A Different Kind Of Fix - Bombay Bicycle Club
A Different Kind Of Fix
Bombay Bicycle Club
Universal/Island Records.
SCQ Rating: 79%
Discovering Bombay Bicycle Club as I have – upon the release of their third release in three years – has offered benefits beyond the good fortune of finding this band in the first place. From the tone of most critics, I’ve seemingly skipped the lion’s share of baggage surrounding these lads and whatever sins they’ve committed against the purebred indie crowd. Perhaps signing to the combined dark forces of Universal and Island Records was all it took to slap “spoiled kids” on these lads’ backs but none of that subtracts from A Different Kind Of Fix’s clever songwriting or accomplished sonic backdrops.

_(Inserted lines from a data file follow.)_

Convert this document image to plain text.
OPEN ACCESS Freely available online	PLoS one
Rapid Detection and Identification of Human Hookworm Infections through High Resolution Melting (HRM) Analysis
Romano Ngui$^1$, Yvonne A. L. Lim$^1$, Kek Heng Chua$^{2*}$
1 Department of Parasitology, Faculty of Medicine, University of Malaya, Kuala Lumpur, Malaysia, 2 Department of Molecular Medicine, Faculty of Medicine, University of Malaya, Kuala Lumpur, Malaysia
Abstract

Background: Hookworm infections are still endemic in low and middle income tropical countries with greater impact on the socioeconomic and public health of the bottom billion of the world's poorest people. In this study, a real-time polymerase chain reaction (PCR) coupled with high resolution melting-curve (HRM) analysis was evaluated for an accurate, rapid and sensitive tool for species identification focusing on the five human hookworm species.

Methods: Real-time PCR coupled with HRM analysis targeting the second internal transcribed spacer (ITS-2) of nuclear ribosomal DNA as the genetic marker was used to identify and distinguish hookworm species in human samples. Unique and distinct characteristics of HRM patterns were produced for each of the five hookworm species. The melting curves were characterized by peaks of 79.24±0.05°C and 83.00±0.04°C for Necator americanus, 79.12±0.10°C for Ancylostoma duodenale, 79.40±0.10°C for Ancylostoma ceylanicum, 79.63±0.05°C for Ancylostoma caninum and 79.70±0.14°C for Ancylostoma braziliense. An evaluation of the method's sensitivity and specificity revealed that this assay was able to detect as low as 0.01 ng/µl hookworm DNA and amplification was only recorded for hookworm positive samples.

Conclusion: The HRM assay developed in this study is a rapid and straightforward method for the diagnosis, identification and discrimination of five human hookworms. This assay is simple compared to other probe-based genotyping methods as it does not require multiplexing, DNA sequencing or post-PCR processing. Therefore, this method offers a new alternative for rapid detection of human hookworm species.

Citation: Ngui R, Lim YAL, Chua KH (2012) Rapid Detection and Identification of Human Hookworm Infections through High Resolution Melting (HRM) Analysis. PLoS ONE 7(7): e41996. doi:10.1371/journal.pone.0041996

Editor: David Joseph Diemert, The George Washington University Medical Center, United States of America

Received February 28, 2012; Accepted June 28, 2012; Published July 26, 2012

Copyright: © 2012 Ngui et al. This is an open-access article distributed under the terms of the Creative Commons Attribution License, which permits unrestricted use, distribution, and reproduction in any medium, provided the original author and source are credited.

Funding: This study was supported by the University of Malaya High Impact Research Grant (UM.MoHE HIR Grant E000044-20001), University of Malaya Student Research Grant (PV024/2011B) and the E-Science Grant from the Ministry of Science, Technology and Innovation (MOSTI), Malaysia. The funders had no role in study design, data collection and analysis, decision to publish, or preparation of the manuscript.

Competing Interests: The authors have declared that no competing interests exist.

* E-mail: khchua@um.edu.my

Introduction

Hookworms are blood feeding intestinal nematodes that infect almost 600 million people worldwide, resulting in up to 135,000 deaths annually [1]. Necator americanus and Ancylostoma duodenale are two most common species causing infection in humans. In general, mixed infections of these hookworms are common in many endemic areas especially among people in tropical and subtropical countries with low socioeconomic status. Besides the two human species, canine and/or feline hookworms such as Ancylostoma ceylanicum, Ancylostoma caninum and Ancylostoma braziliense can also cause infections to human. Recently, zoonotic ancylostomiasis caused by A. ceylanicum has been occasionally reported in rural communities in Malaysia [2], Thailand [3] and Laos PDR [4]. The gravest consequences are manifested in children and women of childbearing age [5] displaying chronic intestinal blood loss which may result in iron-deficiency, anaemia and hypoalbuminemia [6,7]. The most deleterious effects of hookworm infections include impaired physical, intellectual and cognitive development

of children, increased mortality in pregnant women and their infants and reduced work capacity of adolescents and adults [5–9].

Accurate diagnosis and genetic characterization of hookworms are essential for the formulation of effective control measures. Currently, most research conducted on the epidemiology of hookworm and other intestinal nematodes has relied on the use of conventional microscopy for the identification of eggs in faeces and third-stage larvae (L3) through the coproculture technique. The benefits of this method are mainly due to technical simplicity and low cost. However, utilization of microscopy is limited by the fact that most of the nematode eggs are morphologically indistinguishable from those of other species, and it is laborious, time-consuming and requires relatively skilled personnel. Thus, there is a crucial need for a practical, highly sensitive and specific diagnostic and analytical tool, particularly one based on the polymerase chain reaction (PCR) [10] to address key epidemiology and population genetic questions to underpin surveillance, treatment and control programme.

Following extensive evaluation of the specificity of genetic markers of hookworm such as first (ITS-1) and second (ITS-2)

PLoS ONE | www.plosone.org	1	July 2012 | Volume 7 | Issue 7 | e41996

The first cut ‘How Can You Swallow So Much Sleep’ survives its inclusion on a Twilight soundtrack by proving an irresistible mix of tortured verses chanted over shoegaze-tinged waves of euphoria. The blurred guitar histrionics that dominate tracks like ‘Take the Right One’ and ‘What You Want’ reveal the band’s youthful vigor but stand in stark opposition to Jack Steadman’s matured pop instincts. The jangly pop of ‘Lights Out, Words Gone’ arrives transformed by Faith-era atmospherics (had the Cure maybe not been quite so morose) while ‘Shuffle’ proves deeper than its surface appeal thanks to an off-kilter piano sample that feeds right into the driving chorus. And while tender balladry on ‘Fracture’ and ‘Still’ stands firmly on its own merits, one must acknowledge the wizardry of producer Ben (Merriweather Post Pavilion) Allen, whose work certainly provides distinct playgrounds for ‘Favourite Day’’s pomp and ‘Bad Timing’’s chill.
Whatever rules Bombay Bicycle Club broke to become such petchulant children in the eyes of the critical elite, I’m happy to remain oblivious in my affection for this elegant rock record. An ideal mix of momentum and romanticism, A Different Kind Of Fix leaves little room for petty posturing.